A proposed health program to save the lives of Rwandan refugees garnered far higher support when it promised to save 4,500 lives in a camp of 11,000 refugees, rather than 4,500 in a camp of 250,000. A potential disease cure had to promise to save far more lives in order to be judged worthy of funding, if the disease was originally stated to have killed 290,000 rather than 160,000 or 15,000 people per year.
Hmm… pinging my head for a plausible reason for why I would rate one health program higher or lower this math popped out: Program A promised to save 4,500 / 11,000 refugees; Program B promised to save 4,500 / 250,000 refugees. Program A has a significantly higher “success rate.” Since I know nothing about how health programs work the potentially naive request that Program A is chosen and sent to work at Site B. Why wouldn’t its success rate work with larger numbers? I assume that reality has a few gotchas but I can see the mental reasoning there.
Likewise, for the disease cures, it would make more sense to work on a cure that had a much higher success rate. A cure that works 90% is “better” than a cure that works 10% of the time. The math in terms of lives saved will frustrate the dying and those who care about them but the value placed on the cure may not be counting lives saved. In these examples, the scope problem may be pointing toward the researchers and the participants valuing different things instead of the participants values breaking down around large numbers.
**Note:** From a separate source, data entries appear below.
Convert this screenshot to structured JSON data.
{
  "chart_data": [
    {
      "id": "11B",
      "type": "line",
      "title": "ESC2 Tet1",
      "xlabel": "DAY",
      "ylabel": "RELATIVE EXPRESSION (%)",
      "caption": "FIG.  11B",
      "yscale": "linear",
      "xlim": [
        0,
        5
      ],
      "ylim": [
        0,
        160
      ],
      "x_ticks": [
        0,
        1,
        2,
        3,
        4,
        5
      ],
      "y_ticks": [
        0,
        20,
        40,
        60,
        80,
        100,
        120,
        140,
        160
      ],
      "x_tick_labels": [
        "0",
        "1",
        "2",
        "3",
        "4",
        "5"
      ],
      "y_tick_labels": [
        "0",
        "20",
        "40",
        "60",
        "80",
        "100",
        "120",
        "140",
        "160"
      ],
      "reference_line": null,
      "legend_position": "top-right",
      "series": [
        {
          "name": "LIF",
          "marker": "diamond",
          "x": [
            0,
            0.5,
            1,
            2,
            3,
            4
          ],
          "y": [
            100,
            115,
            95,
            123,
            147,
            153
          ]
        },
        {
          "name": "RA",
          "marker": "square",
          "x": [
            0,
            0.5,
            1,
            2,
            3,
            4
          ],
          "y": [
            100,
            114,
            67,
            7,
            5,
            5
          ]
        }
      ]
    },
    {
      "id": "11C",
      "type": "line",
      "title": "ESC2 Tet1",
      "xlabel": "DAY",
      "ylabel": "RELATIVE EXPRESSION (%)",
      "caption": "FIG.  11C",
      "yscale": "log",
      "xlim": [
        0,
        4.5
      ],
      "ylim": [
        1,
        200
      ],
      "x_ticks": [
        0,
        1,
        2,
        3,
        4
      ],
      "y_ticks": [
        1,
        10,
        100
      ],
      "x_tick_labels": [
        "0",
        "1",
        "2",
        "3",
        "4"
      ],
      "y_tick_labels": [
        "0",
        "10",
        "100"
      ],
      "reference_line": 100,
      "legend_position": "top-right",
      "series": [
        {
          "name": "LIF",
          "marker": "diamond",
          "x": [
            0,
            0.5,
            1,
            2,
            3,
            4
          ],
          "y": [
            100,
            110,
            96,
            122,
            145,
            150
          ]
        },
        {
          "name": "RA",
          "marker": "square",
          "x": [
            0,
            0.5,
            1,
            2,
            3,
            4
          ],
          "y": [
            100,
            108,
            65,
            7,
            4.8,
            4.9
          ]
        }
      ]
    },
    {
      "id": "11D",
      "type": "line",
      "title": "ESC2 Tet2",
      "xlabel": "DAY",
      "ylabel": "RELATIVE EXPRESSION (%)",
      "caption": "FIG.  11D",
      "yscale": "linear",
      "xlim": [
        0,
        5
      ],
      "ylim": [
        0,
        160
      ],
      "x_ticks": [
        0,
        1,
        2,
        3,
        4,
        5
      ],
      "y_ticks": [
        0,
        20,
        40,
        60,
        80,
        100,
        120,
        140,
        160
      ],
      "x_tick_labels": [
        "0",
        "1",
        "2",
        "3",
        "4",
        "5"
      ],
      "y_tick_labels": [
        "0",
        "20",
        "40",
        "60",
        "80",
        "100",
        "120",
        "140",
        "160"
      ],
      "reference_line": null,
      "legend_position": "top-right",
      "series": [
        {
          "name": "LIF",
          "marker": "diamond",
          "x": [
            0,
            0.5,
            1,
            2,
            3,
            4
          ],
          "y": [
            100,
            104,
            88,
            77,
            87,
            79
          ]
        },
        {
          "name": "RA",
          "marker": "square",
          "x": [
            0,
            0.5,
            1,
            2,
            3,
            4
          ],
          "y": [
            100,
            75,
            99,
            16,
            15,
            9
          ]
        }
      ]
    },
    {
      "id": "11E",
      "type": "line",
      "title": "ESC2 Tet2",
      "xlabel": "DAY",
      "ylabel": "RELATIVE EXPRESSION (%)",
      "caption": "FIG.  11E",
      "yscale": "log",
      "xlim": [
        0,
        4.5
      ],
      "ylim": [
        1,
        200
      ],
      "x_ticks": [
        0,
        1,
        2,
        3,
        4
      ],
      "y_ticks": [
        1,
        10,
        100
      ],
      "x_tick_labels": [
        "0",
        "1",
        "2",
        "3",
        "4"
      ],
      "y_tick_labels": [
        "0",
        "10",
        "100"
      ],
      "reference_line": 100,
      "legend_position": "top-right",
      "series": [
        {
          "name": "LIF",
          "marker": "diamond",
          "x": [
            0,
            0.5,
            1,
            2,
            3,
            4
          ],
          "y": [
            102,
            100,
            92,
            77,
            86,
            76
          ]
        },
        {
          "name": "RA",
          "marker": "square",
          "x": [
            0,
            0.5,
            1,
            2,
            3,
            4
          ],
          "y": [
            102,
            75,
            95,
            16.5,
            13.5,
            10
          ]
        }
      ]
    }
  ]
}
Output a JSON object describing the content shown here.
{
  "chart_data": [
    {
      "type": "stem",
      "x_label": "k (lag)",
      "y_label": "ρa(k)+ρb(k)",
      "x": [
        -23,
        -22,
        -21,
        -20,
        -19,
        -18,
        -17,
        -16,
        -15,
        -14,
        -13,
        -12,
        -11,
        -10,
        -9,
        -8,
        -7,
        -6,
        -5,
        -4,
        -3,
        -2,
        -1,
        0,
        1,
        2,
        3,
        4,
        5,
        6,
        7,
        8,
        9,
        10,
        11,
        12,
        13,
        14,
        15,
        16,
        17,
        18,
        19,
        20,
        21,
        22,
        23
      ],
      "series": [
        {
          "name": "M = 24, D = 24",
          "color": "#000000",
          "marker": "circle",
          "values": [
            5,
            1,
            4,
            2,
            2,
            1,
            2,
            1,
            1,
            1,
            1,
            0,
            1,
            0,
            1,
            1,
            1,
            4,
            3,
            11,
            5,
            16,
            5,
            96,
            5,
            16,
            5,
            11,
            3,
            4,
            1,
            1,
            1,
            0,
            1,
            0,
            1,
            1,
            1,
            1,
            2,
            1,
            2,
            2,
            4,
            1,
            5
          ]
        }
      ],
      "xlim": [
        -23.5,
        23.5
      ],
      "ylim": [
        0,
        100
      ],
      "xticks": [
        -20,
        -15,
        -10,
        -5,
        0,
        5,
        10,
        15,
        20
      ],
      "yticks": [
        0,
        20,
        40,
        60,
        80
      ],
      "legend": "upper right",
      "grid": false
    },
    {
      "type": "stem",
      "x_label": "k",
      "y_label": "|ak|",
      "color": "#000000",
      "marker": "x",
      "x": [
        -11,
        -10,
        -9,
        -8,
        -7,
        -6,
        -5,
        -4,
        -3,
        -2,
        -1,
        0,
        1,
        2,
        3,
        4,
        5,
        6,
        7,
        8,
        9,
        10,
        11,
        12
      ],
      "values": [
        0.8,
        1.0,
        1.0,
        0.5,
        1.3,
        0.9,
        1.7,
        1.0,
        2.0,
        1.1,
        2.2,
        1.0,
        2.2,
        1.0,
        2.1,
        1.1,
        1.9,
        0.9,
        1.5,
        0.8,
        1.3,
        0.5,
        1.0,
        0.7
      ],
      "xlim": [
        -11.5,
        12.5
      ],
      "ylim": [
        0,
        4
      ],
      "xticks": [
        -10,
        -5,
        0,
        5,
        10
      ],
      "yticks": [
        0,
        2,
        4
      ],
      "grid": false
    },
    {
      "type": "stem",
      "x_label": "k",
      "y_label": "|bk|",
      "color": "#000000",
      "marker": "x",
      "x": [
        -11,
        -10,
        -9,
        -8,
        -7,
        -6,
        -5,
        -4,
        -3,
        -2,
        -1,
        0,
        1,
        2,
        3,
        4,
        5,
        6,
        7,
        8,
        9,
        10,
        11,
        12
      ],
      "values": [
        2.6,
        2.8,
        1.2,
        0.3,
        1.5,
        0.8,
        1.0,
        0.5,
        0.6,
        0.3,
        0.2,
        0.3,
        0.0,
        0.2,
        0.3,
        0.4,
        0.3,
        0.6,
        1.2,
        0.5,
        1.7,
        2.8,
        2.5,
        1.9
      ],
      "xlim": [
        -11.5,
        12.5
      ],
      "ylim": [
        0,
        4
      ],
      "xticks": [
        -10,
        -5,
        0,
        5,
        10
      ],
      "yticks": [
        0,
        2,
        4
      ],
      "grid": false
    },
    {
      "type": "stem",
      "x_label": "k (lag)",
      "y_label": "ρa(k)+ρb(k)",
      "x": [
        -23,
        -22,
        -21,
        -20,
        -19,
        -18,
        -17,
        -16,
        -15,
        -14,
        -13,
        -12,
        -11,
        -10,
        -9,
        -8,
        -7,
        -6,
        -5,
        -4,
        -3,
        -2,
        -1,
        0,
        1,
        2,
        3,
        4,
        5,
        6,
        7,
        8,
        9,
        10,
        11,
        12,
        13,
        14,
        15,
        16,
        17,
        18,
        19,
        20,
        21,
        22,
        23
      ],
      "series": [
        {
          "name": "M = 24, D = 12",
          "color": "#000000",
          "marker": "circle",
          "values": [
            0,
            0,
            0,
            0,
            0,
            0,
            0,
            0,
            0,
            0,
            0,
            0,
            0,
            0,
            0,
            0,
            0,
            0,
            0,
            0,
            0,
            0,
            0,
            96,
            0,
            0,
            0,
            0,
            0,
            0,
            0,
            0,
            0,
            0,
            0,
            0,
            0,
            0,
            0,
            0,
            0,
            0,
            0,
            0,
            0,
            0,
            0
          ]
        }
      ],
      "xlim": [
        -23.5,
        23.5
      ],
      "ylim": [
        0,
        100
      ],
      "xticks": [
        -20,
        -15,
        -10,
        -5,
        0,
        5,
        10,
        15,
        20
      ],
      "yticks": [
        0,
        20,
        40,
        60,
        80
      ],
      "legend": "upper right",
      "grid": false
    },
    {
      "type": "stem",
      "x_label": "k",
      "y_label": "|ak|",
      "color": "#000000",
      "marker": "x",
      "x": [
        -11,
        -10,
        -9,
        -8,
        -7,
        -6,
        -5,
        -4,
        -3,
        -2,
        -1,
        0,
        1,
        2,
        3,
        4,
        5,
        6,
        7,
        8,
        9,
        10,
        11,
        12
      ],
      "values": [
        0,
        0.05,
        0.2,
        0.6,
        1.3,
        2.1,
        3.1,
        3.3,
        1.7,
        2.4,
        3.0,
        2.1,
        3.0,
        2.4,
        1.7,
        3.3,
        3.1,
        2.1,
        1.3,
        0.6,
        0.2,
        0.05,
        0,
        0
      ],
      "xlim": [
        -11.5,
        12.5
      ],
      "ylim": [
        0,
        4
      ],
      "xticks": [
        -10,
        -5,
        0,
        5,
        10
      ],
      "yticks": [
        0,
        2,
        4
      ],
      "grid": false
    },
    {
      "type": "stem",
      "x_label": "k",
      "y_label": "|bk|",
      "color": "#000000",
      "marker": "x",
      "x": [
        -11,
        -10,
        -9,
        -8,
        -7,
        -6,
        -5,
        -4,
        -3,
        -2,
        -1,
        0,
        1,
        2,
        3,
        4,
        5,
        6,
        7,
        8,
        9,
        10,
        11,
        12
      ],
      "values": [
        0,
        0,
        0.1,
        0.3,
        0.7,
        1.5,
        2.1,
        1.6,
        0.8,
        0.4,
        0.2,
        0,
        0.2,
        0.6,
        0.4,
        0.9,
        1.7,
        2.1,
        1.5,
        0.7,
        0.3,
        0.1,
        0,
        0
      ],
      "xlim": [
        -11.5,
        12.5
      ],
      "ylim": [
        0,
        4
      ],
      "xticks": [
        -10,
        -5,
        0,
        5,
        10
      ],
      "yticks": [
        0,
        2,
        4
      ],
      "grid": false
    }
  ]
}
I am interested in comparing Program A (4,500 / 11,000 refugees saved) to a Program C (100,000 / 250,000). The ratios are much closer (41% saved and 40%, respectively). Also, merely asking the question, “Which cure is more valuable?” and listing the cures with different stats. Would this be enough to learn of any correlations between the amount of support and the perceived value/success of the options?
Another experiment could explicitly instruct people to assign money to Programs A, B, and C with the goal of saving the most people. Presumably this will help the participants switch whatever values they have with the values of saving lives. Would the results be different? Why or why not?
This certainly does not apply to the oiled birds or protecting wilderness. Also of note, I did not read any of the linked articles. Perhaps my questions are answered there?
Likewise, for the disease cures, it would make more sense to work on a cure that had a much higher success rate.
I don’t see how the “potentially naive request” translates to this setting. Say there is a potential cure for disease A which saves 4,500 people of 11,000 afflicted, and a potential cure for disease B which saves 9,000 people of 200,000 afflicted (just to make up some numbers where each potential cure is strictly better along one of the two axes). What’s the argument for working on the cure for disease A, rather than for disease B?
(I’m not going to argue with the “send Program A to work at Site B” argument, but I am also skeptical that many people in the study actually took it into account.)
Hmm… pinging my head for a plausible reason for why I would rate one health program higher or lower this math popped out: Program A promised to save 4,500 / 11,000 refugees; Program B promised to save 4,500 / 250,000 refugees. Program A has a significantly higher “success rate.” Since I know nothing about how health programs work the potentially naive request that Program A is chosen and sent to work at Site B. Why wouldn’t its success rate work with larger numbers? I assume that reality has a few gotchas but I can see the mental reasoning there.
Likewise, for the disease cures, it would make more sense to work on a cure that had a much higher success rate. A cure that works 90% is “better” than a cure that works 10% of the time. The math in terms of lives saved will frustrate the dying and those who care about them but the value placed on the cure may not be counting lives saved. In these examples, the scope problem may be pointing toward the researchers and the participants valuing different things instead of the participants values breaking down around large numbers.
I am interested in comparing Program A (4,500 / 11,000 refugees saved) to a Program C (100,000 / 250,000). The ratios are much closer (41% saved and 40%, respectively). Also, merely asking the question, “Which cure is more valuable?” and listing the cures with different stats. Would this be enough to learn of any correlations between the amount of support and the perceived value/success of the options?
Another experiment could explicitly instruct people to assign money to Programs A, B, and C with the goal of saving the most people. Presumably this will help the participants switch whatever values they have with the values of saving lives. Would the results be different? Why or why not?
This certainly does not apply to the oiled birds or protecting wilderness. Also of note, I did not read any of the linked articles. Perhaps my questions are answered there?
I don’t see how the “potentially naive request” translates to this setting. Say there is a potential cure for disease A which saves 4,500 people of 11,000 afflicted, and a potential cure for disease B which saves 9,000 people of 200,000 afflicted (just to make up some numbers where each potential cure is strictly better along one of the two axes). What’s the argument for working on the cure for disease A, rather than for disease B?
(I’m not going to argue with the “send Program A to work at Site B” argument, but I am also skeptical that many people in the study actually took it into account.)
By that math, saving one person with 100% probability is worth the same as saving the entire population of earth with 100% probability, is it not?